Something occurs to me, in regards to pursuing a decentralized solution. Even that is not without consequences.

Consider, that irrespective of whether you go roof mounted PV or Solar thermal, you're still altering the albedo of a city - this is going to change the climate and weather patterns in the city. IN fact it''s even been suggested at several different levels that if everybody painted their roofs white, it might help to combat climate change.

http://ec.europa.eu/environment/lif...ion=search.dspPage&n_proj_id=3240&docType=pdf
http://greenlivingideas.com/2009/08/10/color-roof-impact-climate-change/
http://www.independent.co.uk/enviro...imate-guru-paint-your-roof-white-1691209.html
http://today.msnbc.msn.com/id/39203.../want-thwart-climate-change-paint-roof-white/

 

[iceaura]

That it dalls with the square of the distance from the source is a statement of fact.

No, it's not. Your own links show plumes, for example, from Fukushima - and those are averages, with the actual variation in exposure concealed. The real life departure from the misapplied inverse square law is huge, in this kind of dispersal.

Actual measurements taken from an aircraft, not averages,

Those are averages, even before they are used to map areas over time spans. They are not capable of resolving exposure at the individual scale.

Yes. Fancy that, using a Log scale to display data that follows a log normal distribution. How absurd

Nothing wrong with it. Only it makes individual exposure risk difficult to pin down - large variations in delivered exposure are hidden, especially at the low end - and derived estimates of them misleading. But that's no problem, because no one would use that kind of data for that purpose so carelessly - right?

 

[Trippy]

No, it's not. Your own links show plumes, for example, from Fukushima - and those are averages, with the actual variation in exposure concealed. The real life departure from the misapplied inverse square law is huge, in this kind of dispersal.

Those are averages, even before they are used to map areas over time spans. They are not capable of resolving exposure at the individual scale.

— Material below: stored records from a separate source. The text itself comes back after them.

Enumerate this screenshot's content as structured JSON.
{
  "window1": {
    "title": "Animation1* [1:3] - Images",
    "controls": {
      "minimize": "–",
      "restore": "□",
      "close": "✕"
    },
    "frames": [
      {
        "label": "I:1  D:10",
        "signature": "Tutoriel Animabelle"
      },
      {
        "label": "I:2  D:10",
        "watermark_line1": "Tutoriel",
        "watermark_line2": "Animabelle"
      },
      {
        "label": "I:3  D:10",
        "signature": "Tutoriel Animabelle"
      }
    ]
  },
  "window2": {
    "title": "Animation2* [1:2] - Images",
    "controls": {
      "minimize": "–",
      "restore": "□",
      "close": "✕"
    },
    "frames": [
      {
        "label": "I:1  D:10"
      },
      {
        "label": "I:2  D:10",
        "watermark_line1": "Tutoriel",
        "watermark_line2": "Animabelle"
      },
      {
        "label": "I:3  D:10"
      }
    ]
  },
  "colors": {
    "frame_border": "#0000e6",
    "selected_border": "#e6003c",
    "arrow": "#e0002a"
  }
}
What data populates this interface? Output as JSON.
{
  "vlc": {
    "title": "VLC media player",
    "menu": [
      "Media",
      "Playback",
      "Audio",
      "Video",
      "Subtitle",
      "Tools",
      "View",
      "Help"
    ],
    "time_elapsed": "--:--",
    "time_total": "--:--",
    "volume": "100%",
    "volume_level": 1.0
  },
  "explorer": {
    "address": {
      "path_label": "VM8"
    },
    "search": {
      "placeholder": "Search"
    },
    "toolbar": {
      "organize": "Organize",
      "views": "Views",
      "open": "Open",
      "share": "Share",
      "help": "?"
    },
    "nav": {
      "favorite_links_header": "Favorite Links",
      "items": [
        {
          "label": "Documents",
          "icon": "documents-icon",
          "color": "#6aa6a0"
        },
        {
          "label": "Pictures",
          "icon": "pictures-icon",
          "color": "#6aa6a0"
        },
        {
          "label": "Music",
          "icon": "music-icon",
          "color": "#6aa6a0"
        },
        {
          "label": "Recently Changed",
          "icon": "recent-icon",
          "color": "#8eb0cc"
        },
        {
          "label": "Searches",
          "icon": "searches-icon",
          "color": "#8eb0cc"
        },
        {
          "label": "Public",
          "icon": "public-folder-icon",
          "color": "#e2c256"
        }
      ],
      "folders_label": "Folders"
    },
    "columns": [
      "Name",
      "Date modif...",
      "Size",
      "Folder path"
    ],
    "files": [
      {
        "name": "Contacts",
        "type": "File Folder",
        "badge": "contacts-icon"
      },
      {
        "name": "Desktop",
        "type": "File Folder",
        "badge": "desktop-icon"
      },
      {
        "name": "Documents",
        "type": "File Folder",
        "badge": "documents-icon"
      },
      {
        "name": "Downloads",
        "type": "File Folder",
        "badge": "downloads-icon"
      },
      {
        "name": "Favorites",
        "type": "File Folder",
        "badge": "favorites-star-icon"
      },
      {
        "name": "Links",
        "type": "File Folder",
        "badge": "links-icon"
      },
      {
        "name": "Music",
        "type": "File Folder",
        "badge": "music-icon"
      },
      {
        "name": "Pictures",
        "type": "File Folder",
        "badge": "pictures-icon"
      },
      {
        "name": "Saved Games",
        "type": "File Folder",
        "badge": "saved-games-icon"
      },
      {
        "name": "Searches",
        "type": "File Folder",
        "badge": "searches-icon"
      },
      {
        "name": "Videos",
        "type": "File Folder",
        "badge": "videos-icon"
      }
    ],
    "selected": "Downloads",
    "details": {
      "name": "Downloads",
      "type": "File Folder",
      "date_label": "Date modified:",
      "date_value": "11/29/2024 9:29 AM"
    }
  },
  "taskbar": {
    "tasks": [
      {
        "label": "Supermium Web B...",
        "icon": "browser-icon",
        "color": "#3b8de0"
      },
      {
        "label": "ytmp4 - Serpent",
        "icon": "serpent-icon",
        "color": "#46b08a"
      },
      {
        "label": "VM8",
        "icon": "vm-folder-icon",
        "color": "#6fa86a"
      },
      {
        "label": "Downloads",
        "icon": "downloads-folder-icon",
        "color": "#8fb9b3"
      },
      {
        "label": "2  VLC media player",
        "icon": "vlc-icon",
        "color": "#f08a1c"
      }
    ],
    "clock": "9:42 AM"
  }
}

You're grasping at straws.

Those aren't averages, they're instaneous readings taken at specific locations.

Within the plumes, the intensity varies as the square of distance from the source. And they're not averages - if you think that an instrument looking downwards sees an average, rather than a total, you're going to have to demonstrate it.

And they're not averages, they're contours. The information is displayed as a range.

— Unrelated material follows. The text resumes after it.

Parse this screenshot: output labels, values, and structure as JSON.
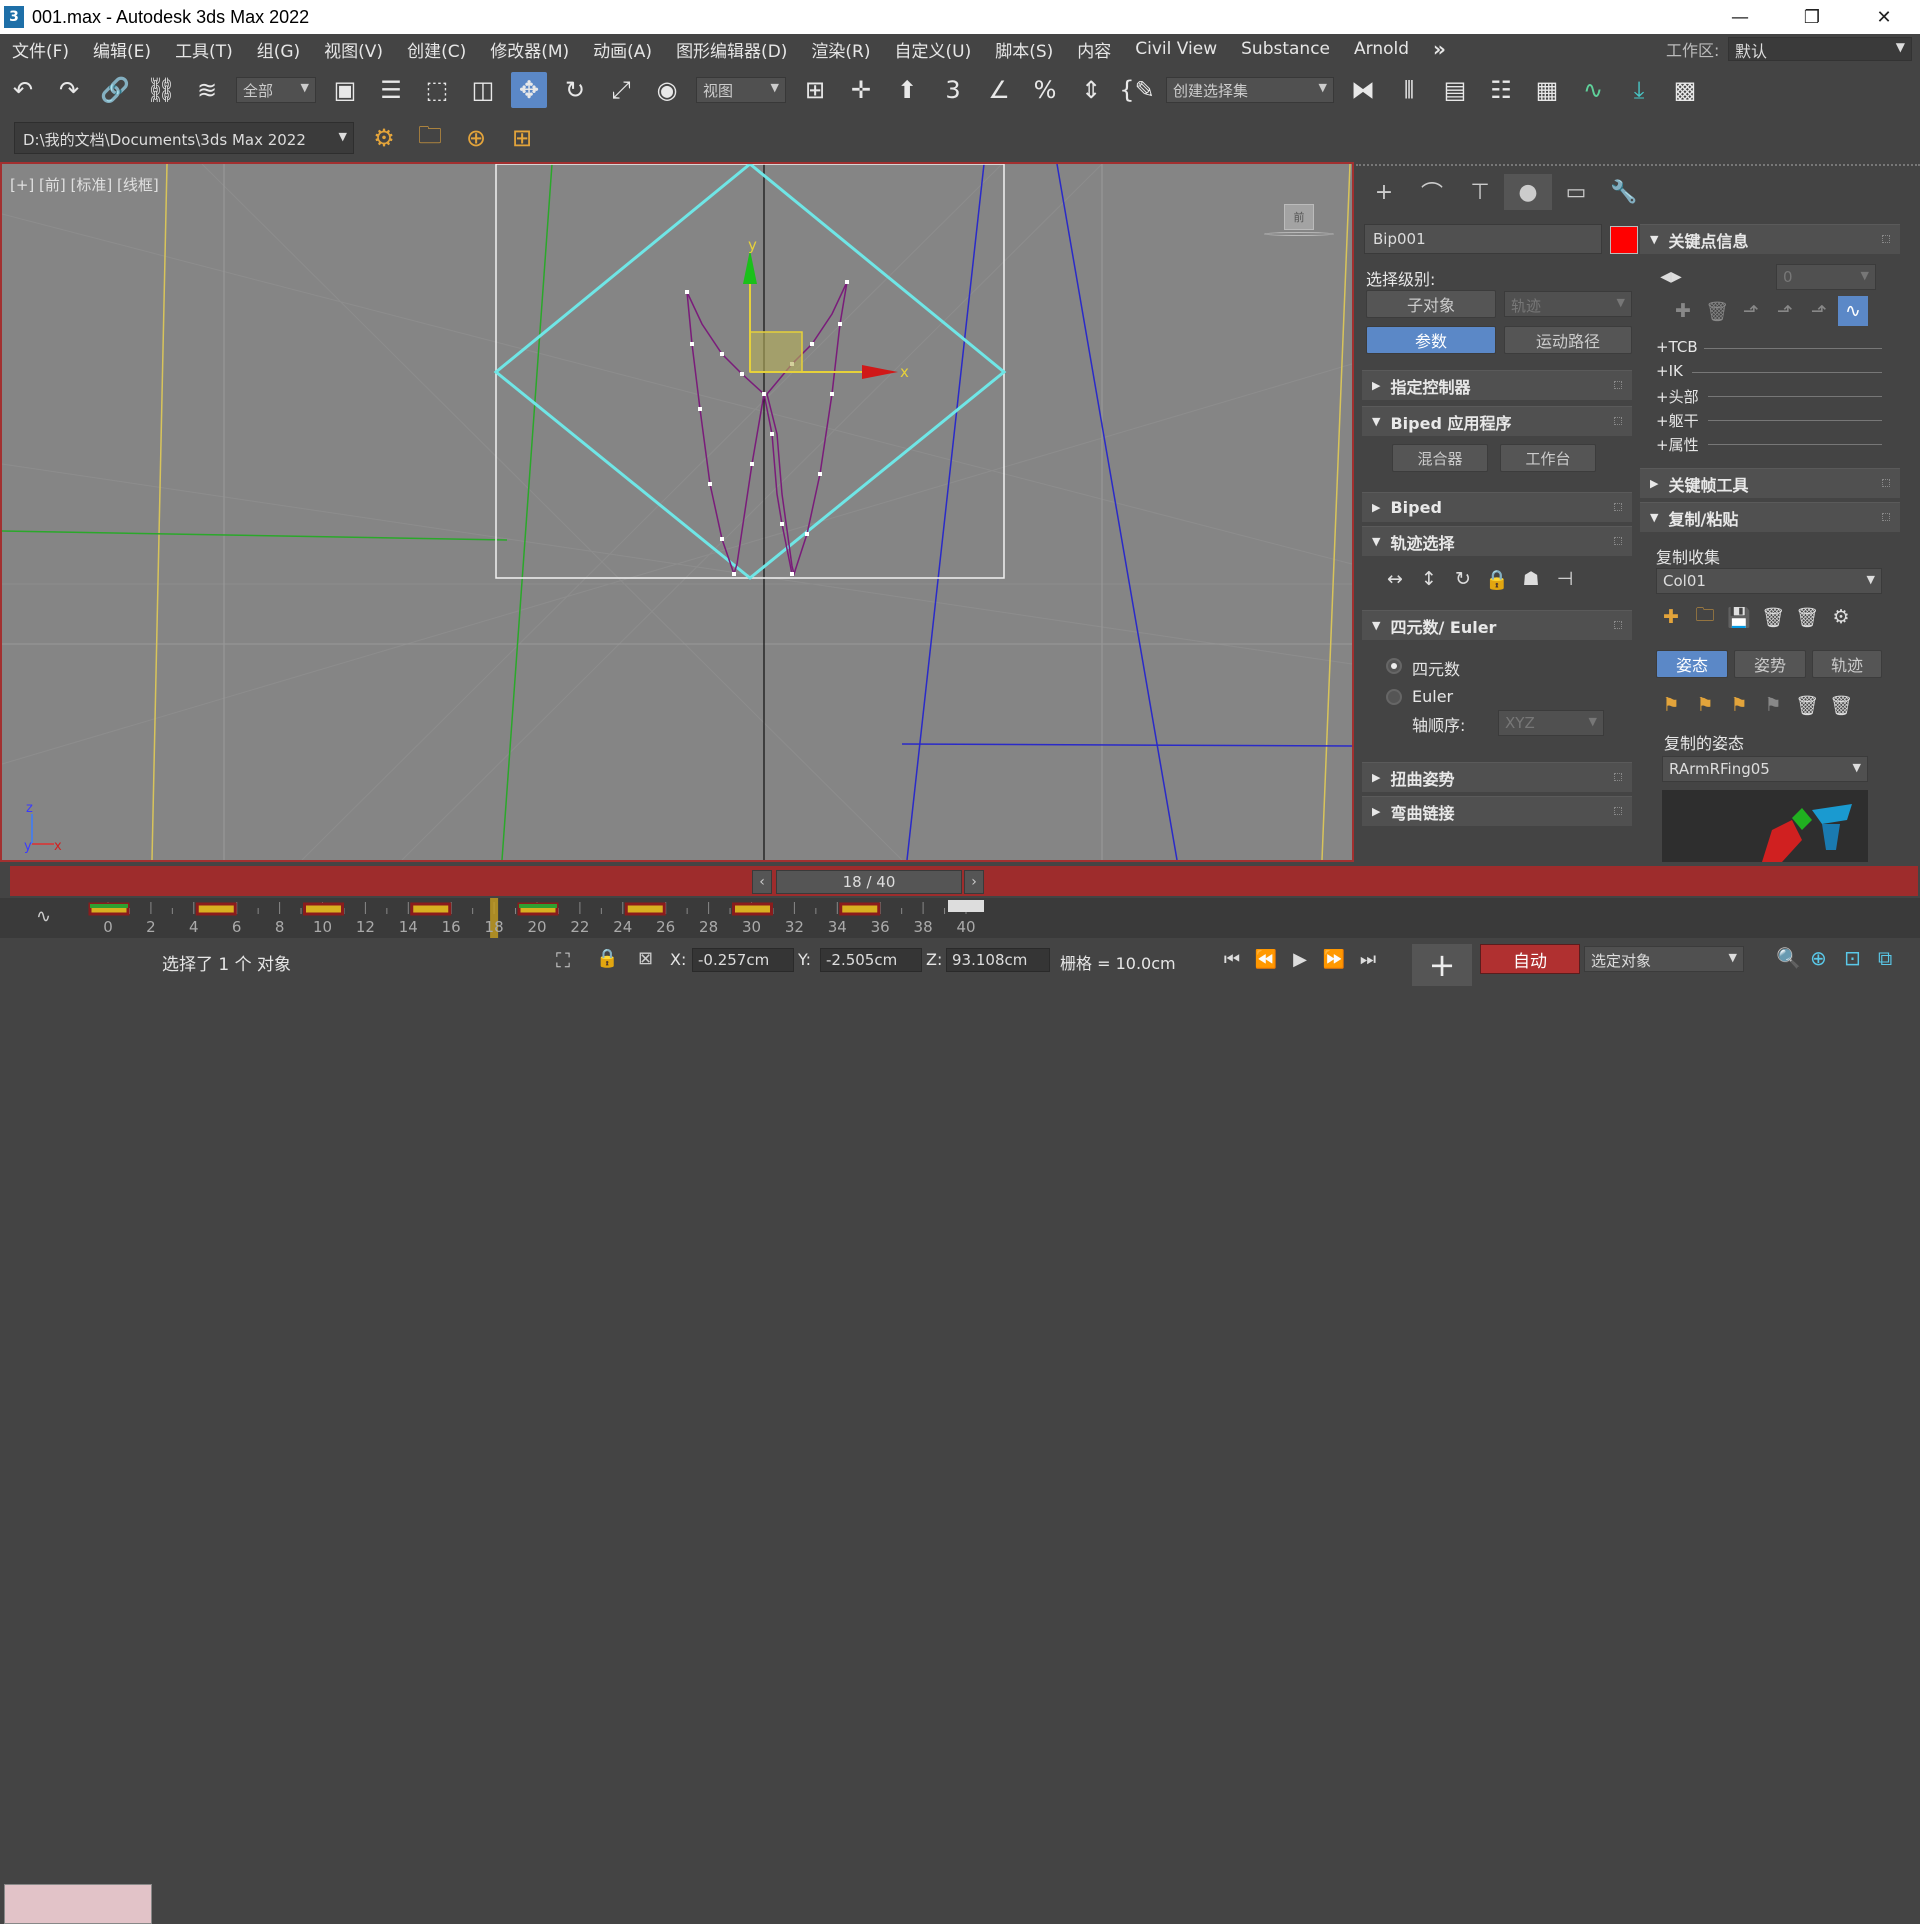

Nothing wrong with it. Only it makes individual exposure risk difficult to pin down - large variations in delivered exposure are hidden, especially at the low end - and derived estimates of them misleading. But that's no problem, because no one would use that kind of data for that purpose so carelessly - right?

Bullshit.
Large variations are emphasized, not masked.
Here's a real world example.
Microbiological water quality. It's well established to vary on a log normal scale - it varies over orders of magnitude.

This data covers 5 orders of magnitude.
Here it is plotted as a time series with the parameter on a linear scale:

And here it is plotted as a time series with the parameter on a logarythmic scale.

Now, you tell me, which one shows the "Large variations... Especially at the low end" more clearly.

There's a reason why Log scales get used to illustrate log normal data, it's because it makes the variations easier, not harder to see.
(that's not to say that distortion doesn't occur, however).